Oleh Frans Anggal
Tim Dewan Pertimbangan Otonomi Daerah (DPOD) memastikan Manggarai Timur jadi kabupaten. “Saya pastikan pembentukan Kabupaten Manggarai Timur,” kata ketua tim Ujang Sudirman di Borong. Kata-katanya disambut tepuk tangan masyarakat. Reaksi yang wajar.
Kita ikut bergembira dengan kelahiran daerah baru, Nagekeo dan Manggari Timur. Yang menjadi pertanyaan, apa sebenarnya isi dari kegembiraan itu. Kita pantas khawatir, jangan-jangan kebanyakan masyarakat salah kaprah dengan beranggap pemekaran otomatis membuat kehidupan mereka lebih sejahtera. Anggapan inilah yang selalu ditanamkan para politisi. Bahwa dengan pemekaran maka layanan publik menjadi lebih mudah, murah, dan cepat.
Apakah benar demikian? Tengoklah Lembata dan Manggarai Barat. Apakah masyaratnya lebih sejahtera? Sebuah kajian Bank Dunia tahun lalu mengingatkan, pemekaran wilayah cenderung menumbuhkan kerajaan kecil (little kingdom syndrome). Sudah jamak bahwa watak khas setiap pemerintahan baru adalah condong lebih menaruh perhatian pada pembagian otoritas atas sektor-sektor tertentu (obligatory sectors) yang berurusan dengan proyek ketimbang fungsi layanan (obligatory function) seperti kesehatan dan pendidikan.
Kalau pembentukan Negekeo dan Manggarai Timur hanya akan melahirkan banyak raja kecil, orang kaya baru, betapa perjuangannya sia-sia. Kalau pembentukan Nagekeo dan Manggarai Timur hanya memperlebar peluang pejabat mementingkan pembelian mobil baru daripada meningkatkan kesejahteraan rakyat, betapa perjuangannya hampa manfaat. Kalau pembentukan Nagekeo dan Manggarai Timur hanya melahirkan banyak koruptor baru, betapa semua janji muluk politis cuma jadi kebohongan.
Kita mendukung pembentukan Nagekeo, Manggarai Timur, dan lain-lain yang mungkin menyusul. Namun tidak dengan anggapan konyol bahwa pemekaran otomatis membuat rakyat lebih sejahtera. Kita pantas mewanti-wanti, pemekaran wilayah bisa membuka peluang bagi pemekaran korupsi. Daerah baru melahirkan koruptor baru. Telah banyak daerah pemekaran memperlihatkan hasil seperti ini.

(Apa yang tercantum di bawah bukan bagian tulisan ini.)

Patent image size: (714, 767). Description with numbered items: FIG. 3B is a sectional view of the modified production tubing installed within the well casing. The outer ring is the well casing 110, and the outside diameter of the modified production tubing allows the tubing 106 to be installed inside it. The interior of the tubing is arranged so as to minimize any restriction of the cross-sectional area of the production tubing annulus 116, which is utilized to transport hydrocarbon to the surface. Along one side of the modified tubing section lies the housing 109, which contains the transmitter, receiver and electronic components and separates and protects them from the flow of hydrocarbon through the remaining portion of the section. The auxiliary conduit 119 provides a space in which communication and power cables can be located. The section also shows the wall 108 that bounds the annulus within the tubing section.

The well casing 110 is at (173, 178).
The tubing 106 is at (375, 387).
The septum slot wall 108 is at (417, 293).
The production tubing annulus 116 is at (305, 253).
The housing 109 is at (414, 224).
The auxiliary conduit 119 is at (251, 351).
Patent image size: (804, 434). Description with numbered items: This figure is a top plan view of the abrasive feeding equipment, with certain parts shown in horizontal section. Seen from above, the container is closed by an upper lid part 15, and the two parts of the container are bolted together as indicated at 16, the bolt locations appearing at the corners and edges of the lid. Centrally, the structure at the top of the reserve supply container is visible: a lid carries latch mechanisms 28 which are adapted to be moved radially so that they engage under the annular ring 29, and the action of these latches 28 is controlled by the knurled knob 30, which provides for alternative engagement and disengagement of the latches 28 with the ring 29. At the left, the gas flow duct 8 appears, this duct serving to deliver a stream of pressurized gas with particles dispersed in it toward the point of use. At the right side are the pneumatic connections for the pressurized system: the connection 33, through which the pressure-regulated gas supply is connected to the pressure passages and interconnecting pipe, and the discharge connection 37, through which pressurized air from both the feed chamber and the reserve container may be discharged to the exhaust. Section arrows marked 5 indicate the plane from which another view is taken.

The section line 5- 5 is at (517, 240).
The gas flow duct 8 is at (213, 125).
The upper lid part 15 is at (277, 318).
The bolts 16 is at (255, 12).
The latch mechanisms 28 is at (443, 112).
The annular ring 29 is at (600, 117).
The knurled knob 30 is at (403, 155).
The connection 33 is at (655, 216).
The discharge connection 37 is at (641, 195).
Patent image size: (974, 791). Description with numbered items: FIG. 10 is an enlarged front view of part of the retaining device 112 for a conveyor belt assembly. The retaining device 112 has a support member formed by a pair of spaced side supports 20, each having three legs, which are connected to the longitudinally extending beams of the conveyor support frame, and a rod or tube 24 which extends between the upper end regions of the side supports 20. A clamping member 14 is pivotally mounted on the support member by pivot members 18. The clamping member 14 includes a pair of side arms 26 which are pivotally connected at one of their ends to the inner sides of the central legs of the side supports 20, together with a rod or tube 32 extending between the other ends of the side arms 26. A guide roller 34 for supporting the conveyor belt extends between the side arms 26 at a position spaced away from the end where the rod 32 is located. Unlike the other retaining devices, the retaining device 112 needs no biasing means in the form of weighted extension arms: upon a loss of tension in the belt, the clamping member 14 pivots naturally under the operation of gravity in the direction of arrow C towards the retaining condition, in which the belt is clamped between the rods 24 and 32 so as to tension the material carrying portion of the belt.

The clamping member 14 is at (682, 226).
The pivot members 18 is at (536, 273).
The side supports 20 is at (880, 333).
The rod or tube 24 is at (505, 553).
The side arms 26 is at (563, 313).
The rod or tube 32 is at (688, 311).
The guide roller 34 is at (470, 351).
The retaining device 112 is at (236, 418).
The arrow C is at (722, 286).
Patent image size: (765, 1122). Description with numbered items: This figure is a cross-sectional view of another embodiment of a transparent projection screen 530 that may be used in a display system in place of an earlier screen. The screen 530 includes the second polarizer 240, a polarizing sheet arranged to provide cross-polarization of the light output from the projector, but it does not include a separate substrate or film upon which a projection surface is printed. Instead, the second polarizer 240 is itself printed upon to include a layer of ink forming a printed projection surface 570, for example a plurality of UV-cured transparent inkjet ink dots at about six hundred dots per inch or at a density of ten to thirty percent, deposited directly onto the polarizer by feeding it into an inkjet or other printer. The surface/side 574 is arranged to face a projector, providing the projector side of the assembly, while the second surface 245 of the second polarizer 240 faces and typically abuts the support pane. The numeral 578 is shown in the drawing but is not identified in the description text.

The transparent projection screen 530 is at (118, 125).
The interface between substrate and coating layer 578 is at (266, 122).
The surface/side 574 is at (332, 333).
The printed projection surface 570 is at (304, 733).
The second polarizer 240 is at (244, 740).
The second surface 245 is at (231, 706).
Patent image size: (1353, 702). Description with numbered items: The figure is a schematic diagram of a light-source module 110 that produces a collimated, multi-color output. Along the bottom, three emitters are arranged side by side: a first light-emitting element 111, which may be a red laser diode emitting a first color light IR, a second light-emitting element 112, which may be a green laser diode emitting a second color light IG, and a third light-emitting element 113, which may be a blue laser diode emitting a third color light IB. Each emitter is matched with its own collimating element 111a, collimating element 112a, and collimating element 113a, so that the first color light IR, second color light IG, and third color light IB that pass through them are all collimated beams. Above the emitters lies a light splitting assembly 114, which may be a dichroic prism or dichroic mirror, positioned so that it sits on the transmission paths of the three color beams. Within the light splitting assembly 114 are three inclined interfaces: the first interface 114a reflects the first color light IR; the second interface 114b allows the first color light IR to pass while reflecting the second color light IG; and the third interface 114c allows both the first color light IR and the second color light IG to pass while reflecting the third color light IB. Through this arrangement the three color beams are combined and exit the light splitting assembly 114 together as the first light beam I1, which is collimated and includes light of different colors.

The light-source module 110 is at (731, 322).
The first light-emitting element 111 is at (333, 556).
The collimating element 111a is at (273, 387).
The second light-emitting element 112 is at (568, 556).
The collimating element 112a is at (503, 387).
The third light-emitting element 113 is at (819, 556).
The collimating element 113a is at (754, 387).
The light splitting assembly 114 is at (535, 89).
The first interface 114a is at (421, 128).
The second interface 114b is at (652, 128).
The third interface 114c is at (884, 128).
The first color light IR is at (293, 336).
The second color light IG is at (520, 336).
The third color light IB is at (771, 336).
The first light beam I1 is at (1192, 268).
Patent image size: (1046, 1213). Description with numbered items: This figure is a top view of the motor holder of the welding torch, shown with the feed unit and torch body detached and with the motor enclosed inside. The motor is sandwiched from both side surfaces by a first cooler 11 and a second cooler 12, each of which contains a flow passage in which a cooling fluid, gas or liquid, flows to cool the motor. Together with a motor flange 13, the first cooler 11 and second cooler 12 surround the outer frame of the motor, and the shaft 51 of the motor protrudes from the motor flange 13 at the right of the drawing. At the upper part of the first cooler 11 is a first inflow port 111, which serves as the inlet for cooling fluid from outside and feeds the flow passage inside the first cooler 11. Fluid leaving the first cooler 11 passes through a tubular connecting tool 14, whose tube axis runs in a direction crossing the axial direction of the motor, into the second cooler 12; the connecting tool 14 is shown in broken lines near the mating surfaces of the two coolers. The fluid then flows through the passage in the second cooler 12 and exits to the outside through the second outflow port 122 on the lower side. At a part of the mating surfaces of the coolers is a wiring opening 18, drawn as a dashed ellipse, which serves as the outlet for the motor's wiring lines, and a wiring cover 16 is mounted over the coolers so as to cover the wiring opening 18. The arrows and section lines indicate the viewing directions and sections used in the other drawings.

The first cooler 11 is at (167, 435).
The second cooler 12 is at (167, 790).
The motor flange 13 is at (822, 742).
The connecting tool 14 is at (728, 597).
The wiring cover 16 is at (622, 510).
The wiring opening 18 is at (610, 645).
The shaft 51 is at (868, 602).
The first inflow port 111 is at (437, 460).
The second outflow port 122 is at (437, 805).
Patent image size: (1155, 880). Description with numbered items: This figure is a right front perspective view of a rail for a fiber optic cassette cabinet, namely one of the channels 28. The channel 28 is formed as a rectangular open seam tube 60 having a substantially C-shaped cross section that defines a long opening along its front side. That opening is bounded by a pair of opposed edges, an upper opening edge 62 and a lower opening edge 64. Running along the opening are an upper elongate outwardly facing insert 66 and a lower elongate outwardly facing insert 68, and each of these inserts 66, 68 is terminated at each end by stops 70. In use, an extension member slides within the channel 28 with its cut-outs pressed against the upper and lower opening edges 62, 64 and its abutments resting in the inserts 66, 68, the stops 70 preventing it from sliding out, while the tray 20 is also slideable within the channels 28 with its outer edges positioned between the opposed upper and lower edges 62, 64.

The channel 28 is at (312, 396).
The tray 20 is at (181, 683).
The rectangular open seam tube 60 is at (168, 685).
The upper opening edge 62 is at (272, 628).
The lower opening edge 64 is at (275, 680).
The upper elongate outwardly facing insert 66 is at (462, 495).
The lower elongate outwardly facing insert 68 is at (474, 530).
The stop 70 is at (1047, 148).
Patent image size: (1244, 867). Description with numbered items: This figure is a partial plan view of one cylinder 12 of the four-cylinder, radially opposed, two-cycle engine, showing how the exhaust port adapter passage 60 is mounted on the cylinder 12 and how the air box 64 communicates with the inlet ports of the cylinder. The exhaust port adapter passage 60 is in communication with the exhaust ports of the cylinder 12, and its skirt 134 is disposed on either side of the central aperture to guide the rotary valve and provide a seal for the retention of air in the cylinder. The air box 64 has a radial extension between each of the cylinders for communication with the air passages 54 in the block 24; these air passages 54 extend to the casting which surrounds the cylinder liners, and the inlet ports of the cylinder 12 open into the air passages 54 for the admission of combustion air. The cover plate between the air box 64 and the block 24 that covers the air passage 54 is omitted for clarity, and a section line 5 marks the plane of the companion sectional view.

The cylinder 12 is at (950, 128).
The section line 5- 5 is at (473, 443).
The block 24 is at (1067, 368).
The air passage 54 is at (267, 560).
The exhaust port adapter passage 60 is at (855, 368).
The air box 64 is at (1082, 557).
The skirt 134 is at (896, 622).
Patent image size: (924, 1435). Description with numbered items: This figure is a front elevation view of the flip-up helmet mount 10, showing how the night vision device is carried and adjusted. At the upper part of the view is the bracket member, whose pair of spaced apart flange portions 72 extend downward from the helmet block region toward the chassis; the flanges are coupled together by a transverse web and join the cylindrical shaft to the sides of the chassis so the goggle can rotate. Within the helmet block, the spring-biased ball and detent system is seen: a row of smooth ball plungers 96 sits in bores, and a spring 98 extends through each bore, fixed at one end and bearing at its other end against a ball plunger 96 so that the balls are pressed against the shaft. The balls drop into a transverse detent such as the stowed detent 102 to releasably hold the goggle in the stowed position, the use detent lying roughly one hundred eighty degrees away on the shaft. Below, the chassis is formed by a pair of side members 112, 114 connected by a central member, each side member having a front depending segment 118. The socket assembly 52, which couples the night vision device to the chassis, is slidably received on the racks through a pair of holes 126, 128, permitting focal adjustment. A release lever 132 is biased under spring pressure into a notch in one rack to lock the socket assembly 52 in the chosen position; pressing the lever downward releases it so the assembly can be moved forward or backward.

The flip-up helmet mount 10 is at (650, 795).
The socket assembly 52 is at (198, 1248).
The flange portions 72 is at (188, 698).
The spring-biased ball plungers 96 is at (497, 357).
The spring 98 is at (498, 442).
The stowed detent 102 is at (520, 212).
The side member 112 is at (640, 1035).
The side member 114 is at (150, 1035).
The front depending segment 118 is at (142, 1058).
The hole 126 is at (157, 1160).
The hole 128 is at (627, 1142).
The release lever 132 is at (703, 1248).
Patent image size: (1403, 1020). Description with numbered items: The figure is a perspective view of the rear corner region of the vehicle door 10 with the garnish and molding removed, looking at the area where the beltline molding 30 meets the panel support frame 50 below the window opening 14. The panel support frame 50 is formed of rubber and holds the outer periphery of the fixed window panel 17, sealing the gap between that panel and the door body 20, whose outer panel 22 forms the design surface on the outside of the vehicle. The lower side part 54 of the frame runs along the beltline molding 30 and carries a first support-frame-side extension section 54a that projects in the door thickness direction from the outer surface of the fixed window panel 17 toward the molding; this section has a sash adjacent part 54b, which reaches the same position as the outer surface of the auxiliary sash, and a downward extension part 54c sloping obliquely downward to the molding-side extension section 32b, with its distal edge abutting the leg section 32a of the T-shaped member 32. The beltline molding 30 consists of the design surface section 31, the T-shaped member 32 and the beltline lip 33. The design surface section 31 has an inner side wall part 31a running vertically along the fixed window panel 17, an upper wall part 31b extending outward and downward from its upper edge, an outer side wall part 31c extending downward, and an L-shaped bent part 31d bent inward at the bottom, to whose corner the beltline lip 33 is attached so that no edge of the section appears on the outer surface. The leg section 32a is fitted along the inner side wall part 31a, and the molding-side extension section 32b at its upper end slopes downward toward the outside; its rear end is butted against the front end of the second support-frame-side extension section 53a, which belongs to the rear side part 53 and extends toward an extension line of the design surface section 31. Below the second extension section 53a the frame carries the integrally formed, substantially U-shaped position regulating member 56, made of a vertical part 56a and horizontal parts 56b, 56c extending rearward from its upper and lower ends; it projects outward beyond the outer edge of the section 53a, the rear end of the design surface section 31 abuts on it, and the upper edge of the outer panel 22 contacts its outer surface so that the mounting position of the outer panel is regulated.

Di sisi lain, ada juga satu dua daerah yang memperlihatkan hasil yang baik. Solok di Sumatera Barat, misalnya, relatif maju, pelayanan dasar dipenuhi segera, korupsi rendah karena masyarakat aktif mengontrol pejabat. Contoh lain dengan model layanan terbaik adalah Gianyar, Sragen, dengan model one stop service untuk menghindari pungli dan korupsi.
Sayang, di NTT belum ada contoh yang bagus. Lembata dan Manggarai Barat bukan contoh yang baik. Apakah nanti daftarnya ditambah lagi dengan Nagekeo dan Manggarai Timur?